A new NSF-supported documentary follows the Baffin Bay Deglacial Experiment team on its journey to investigate what happened to the Greenland Ice Sheet over 15,000 years ago
Although scientists know that the Earth has seen major climate changes from the geologic record, they are still discovering how those changes affect the environment.
For instance, over 15,000 years ago, Earth’s temperature rose, triggering a deglaciation period that caused the western side of the Greenland Ice Sheet to suddenly melt and vanish. A team of scientists with the Baffin Bay Deglacial Experiment are on a mission to figure out the timeline and mechanics of this event. The team’s efforts were recently featured in an award-winning documentary film.
“To a lot of people, it’s just mud, right?” says Brendan Reilly in the film as he stands in front of a wall of sediment cores – long pillars of dirt drilled from the bottom of the ocean. “I would say not to just a lot of people, to almost everybody, it’s just mud,” says Reilly, principal investigator and co-chief scientist on the project.

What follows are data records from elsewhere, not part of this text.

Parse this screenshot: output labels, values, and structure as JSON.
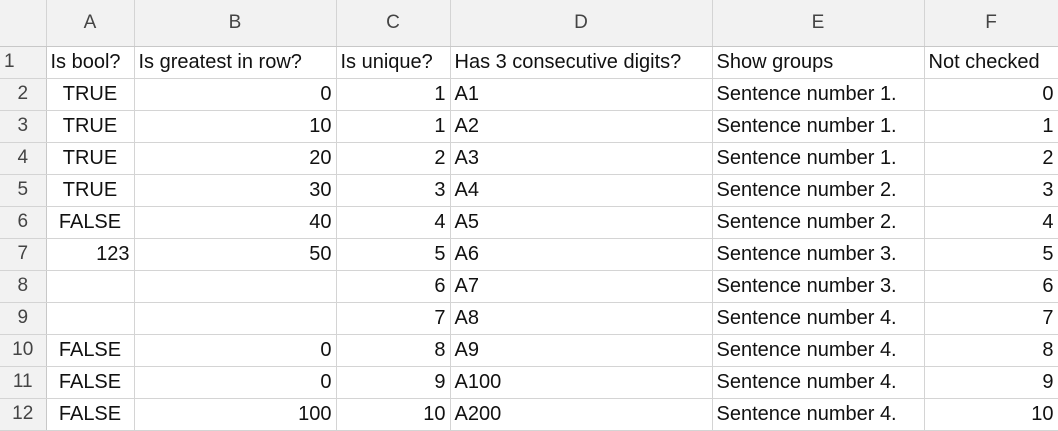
{
  "columns": [
    "A",
    "B",
    "C",
    "D",
    "E",
    "F"
  ],
  "rows": [
    {
      "n": "1",
      "a": "Is bool?",
      "b": "Is greatest in row?",
      "c": "Is unique?",
      "d": "Has 3 consecutive digits?",
      "e": "Show groups",
      "f": "Not checked"
    },
    {
      "n": "2",
      "a": "TRUE",
      "b": "0",
      "c": "1",
      "d": "A1",
      "e": "Sentence number 1.",
      "f": "0"
    },
    {
      "n": "3",
      "a": "TRUE",
      "b": "10",
      "c": "1",
      "d": "A2",
      "e": "Sentence number 1.",
      "f": "1"
    },
    {
      "n": "4",
      "a": "TRUE",
      "b": "20",
      "c": "2",
      "d": "A3",
      "e": "Sentence number 1.",
      "f": "2"
    },
    {
      "n": "5",
      "a": "TRUE",
      "b": "30",
      "c": "3",
      "d": "A4",
      "e": "Sentence number 2.",
      "f": "3"
    },
    {
      "n": "6",
      "a": "FALSE",
      "b": "40",
      "c": "4",
      "d": "A5",
      "e": "Sentence number 2.",
      "f": "4"
    },
    {
      "n": "7",
      "a": "123",
      "b": "50",
      "c": "5",
      "d": "A6",
      "e": "Sentence number 3.",
      "f": "5"
    },
    {
      "n": "8",
      "a": "",
      "b": "",
      "c": "6",
      "d": "A7",
      "e": "Sentence number 3.",
      "f": "6"
    },
    {
      "n": "9",
      "a": "",
      "b": "",
      "c": "7",
      "d": "A8",
      "e": "Sentence number 4.",
      "f": "7"
    },
    {
      "n": "10",
      "a": "FALSE",
      "b": "0",
      "c": "8",
      "d": "A9",
      "e": "Sentence number 4.",
      "f": "8"
    },
    {
      "n": "11",
      "a": "FALSE",
      "b": "0",
      "c": "9",
      "d": "A100",
      "e": "Sentence number 4.",
      "f": "9"
    },
    {
      "n": "12",
      "a": "FALSE",
      "b": "100",
      "c": "10",
      "d": "A200",
      "e": "Sentence number 4.",
      "f": "10"
    }
  ]
}
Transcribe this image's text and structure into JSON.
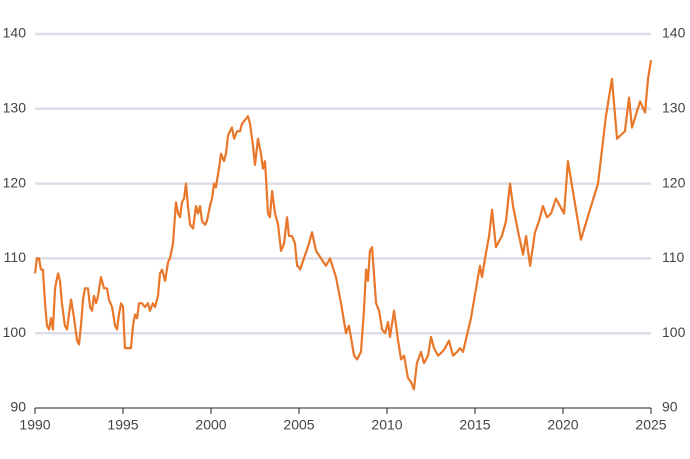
{
  "chart_data": {
    "type": "line",
    "x": [
      1990.0,
      1990.11,
      1990.23,
      1990.34,
      1990.45,
      1990.57,
      1990.68,
      1990.8,
      1990.91,
      1991.02,
      1991.14,
      1991.31,
      1991.42,
      1991.53,
      1991.7,
      1991.82,
      1991.93,
      1992.05,
      1992.22,
      1992.39,
      1992.5,
      1992.61,
      1992.73,
      1992.84,
      1993.01,
      1993.13,
      1993.24,
      1993.35,
      1993.47,
      1993.58,
      1993.75,
      1993.92,
      1994.09,
      1994.2,
      1994.38,
      1994.55,
      1994.66,
      1994.77,
      1994.89,
      1995.0,
      1995.11,
      1995.28,
      1995.45,
      1995.57,
      1995.68,
      1995.8,
      1995.91,
      1996.08,
      1996.25,
      1996.42,
      1996.53,
      1996.7,
      1996.82,
      1996.99,
      1997.1,
      1997.22,
      1997.39,
      1997.56,
      1997.67,
      1997.84,
      1998.01,
      1998.13,
      1998.24,
      1998.35,
      1998.47,
      1998.58,
      1998.69,
      1998.81,
      1998.98,
      1999.15,
      1999.26,
      1999.38,
      1999.49,
      1999.66,
      1999.77,
      1999.94,
      2000.06,
      2000.17,
      2000.28,
      2000.45,
      2000.57,
      2000.74,
      2000.85,
      2000.97,
      2001.08,
      2001.19,
      2001.31,
      2001.48,
      2001.65,
      2001.76,
      2001.93,
      2002.1,
      2002.22,
      2002.39,
      2002.5,
      2002.67,
      2002.84,
      2002.95,
      2003.07,
      2003.24,
      2003.35,
      2003.47,
      2003.64,
      2003.81,
      2003.98,
      2004.15,
      2004.32,
      2004.43,
      2004.6,
      2004.77,
      2004.89,
      2004.94,
      2005.06,
      2005.28,
      2005.57,
      2005.74,
      2005.97,
      2006.25,
      2006.53,
      2006.76,
      2007.1,
      2007.39,
      2007.67,
      2007.84,
      2008.13,
      2008.3,
      2008.52,
      2008.69,
      2008.81,
      2008.92,
      2009.03,
      2009.15,
      2009.38,
      2009.55,
      2009.72,
      2009.89,
      2010.06,
      2010.17,
      2010.4,
      2010.63,
      2010.8,
      2010.97,
      2011.19,
      2011.36,
      2011.53,
      2011.7,
      2011.93,
      2012.1,
      2012.33,
      2012.5,
      2012.67,
      2012.9,
      2013.13,
      2013.3,
      2013.52,
      2013.75,
      2013.98,
      2014.15,
      2014.32,
      2014.77,
      2015.06,
      2015.28,
      2015.4,
      2015.57,
      2015.8,
      2015.97,
      2016.19,
      2016.53,
      2016.76,
      2016.99,
      2017.16,
      2017.5,
      2017.73,
      2017.9,
      2018.13,
      2018.41,
      2018.64,
      2018.86,
      2019.09,
      2019.32,
      2019.6,
      2019.83,
      2020.06,
      2020.28,
      2021.02,
      2021.53,
      2021.99,
      2022.44,
      2022.78,
      2023.07,
      2023.52,
      2023.75,
      2023.92,
      2024.38,
      2024.66,
      2024.83,
      2025.0
    ],
    "series": [
      {
        "color": "#e8772a",
        "values": [
          108,
          110,
          110,
          108.5,
          108.5,
          104,
          101,
          100.5,
          102,
          100.5,
          106,
          108,
          107,
          104,
          101,
          100.5,
          102.5,
          104.5,
          102,
          99,
          98.5,
          101,
          104.5,
          106,
          106,
          103.5,
          103,
          105,
          104,
          105,
          107.5,
          106,
          106,
          104.5,
          103.5,
          101,
          100.5,
          102.5,
          104,
          103.5,
          98,
          98,
          98,
          101,
          102.5,
          102,
          104,
          104,
          103.5,
          104,
          103,
          104,
          103.5,
          105,
          108,
          108.5,
          107,
          109.5,
          110,
          112,
          117.5,
          116,
          115.5,
          117.5,
          118,
          120,
          117,
          114.5,
          114,
          117,
          116,
          117,
          115,
          114.5,
          115,
          117,
          118,
          120,
          119.5,
          122,
          124,
          123,
          124,
          126.5,
          127,
          127.5,
          126,
          127,
          127,
          128,
          128.5,
          129,
          128,
          125,
          122.5,
          126,
          124,
          122,
          123,
          116,
          115.5,
          119,
          116,
          114.5,
          111,
          112,
          115.5,
          113,
          113,
          112,
          109,
          109,
          108.5,
          110,
          112,
          113.5,
          111,
          110,
          109,
          110,
          107.5,
          104,
          100,
          101,
          97,
          96.5,
          97.5,
          103,
          108.5,
          107,
          111,
          111.5,
          104,
          103,
          100.5,
          100,
          101.5,
          99.5,
          103,
          99,
          96.5,
          97,
          94,
          93.5,
          92.5,
          96,
          97.5,
          96,
          97,
          99.5,
          98,
          97,
          97.5,
          98,
          99,
          97,
          97.5,
          98,
          97.5,
          102,
          106,
          109,
          107.5,
          110,
          113,
          116.5,
          111.5,
          113,
          115,
          120,
          117,
          113,
          110.5,
          113,
          109,
          113.5,
          115,
          117,
          115.5,
          116,
          118,
          117,
          116,
          123,
          112.5,
          116.5,
          120,
          129,
          134,
          126,
          127,
          131.5,
          127.5,
          131,
          129.5,
          134,
          136.5
        ]
      }
    ],
    "xlim": [
      1990,
      2025
    ],
    "xticks": [
      1990,
      1995,
      2000,
      2005,
      2010,
      2015,
      2020,
      2025
    ],
    "ylim": [
      90,
      140
    ],
    "yticks": [
      90,
      100,
      110,
      120,
      130,
      140
    ],
    "grid": true
  }
}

Unassuming as it looks, the massive collection of over 19,000 sediment cores at Columbia University’s Lamont-Doherty Earth Observatory was collected from the ocean floor to help researchers investigate the Earth’s past climate. Every layer of a sediment core holds vital information, like tiny fossils or sediment composition, which gives the team insight into Earth’s climate history.
Filmmaker Georg Koszulinski and his team created the award-winning documentary following the Baffin Bay Deglacial Experiment team as it searches for information. The film captures the team’s journey from drilling ocean floor sediment cores to using those cores to investigate what happened to the Greenland Ice Sheet.
As the planet gets warmer, the team hopes to apply what they learn to better understand the current situation and help forecast future impacts.